How To Choose the Right Kind of Therapy for You


No two therapeutic modalities are exactly alike. Where some therapies are client-focused and concentrate on traumatic events or exposure therapy for the traumatic experience, other therapeutic treatment plans are less client-driven and more by the book. If you’re someone who’s struggling with a mental illness and not sure what type of therapist to see to treat an anxiety disorder, PTSD, depression, or something different, read on to learn about the basics of therapy. In understanding the different types of psychotherapy interventions out there, you’ll be in the position of choosing a better therapist for you.

Learn about the basic types of therapy ahead of time.


One of the best things you can do for yourself when seeking help with your mental health is to understand the different ways clinicians work with clients to improve mental wellness. Where one psychiatrist or psychologist might focus on therapy for trauma in a luxurious retreat setting, another might suggest group therapy or structured behavioral therapy like CBT or DBT.

The truth is that because no two people experience mental health issues the same, therapists are trained to meet a client where they’re at and offer treatment plans that will best work for that client. With that said, that does not mean that every therapist practices every type of therapy there is. Like lawyers specialize in certain types of law, whether that be personal injury law or criminal defense, therapists have their preferences in what type of therapies they work with best.

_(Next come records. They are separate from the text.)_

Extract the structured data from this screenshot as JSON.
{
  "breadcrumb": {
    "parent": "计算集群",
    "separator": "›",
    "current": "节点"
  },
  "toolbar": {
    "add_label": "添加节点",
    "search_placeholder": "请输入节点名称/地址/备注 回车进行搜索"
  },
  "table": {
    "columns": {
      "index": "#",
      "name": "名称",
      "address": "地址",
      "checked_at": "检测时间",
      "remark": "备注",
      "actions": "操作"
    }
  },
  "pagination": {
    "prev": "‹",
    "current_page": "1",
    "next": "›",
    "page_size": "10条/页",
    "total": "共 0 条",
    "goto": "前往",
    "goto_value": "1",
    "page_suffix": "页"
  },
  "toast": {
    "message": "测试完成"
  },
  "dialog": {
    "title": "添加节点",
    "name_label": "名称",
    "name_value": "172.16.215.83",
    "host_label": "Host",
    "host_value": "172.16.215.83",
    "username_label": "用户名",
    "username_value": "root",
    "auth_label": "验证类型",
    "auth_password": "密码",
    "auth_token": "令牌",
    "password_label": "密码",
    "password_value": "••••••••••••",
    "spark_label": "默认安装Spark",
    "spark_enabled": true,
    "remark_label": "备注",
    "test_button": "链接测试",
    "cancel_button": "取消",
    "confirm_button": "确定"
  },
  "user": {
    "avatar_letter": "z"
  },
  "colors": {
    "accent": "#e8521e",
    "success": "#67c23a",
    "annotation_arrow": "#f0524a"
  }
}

When calling for a therapist, it’s important to understand the type of therapy your therapist practices and whether it will work for you. It’s okay to ask questions, too. Most therapists will welcome it.

Ask your doctor for their recommendation.


While it’s perfectly great to Google things like “anxiety therapist near me” or “depression counselor near me,” it might be a better idea to talk to your doctor about who they recommend in treating your mental health needs. If you have a good relationship with your doctor and think they might know the right fit for you, asking your health care provider what type of therapy might work best is a great way to get a better match for you. Don’t hesitate to ask your doctor about who they think could treat your obsessive-compulsive disorder or addiction problem best. You might be surprised to learn just how well-networked they are with mental health contacts.

Talk to friends and family about their experiences.


It’s normal to be afraid to attend your first therapy session. It can feel even more overwhelming when you know nothing about the therapist you’ll be working with. For this reason, some people rely on friends and family to go with a therapist that works for them. A therapist cannot share your information with friends and family without your permission. Therefore, it’s okay to rely on word-of-mouth references to find the right match for you. In fact, in working with a therapist your friend recommends, you’ll have another thing in common. When in doubt, talk to friends and family about who they trust with their mental health.

While it might take some experimenting to find the right treatment process and therapeutic modality for you, the reality is that there’s a good fit for anyone open to getting help for their mental health issues. Calling a therapist today to ask about what kinds of talk therapy they offer is a great first step in feeling better. Not only will your mental wellness improve your mood, but it could mean great things for your physical health, too. Best of luck in the healing process to you. Know that you aren’t alone.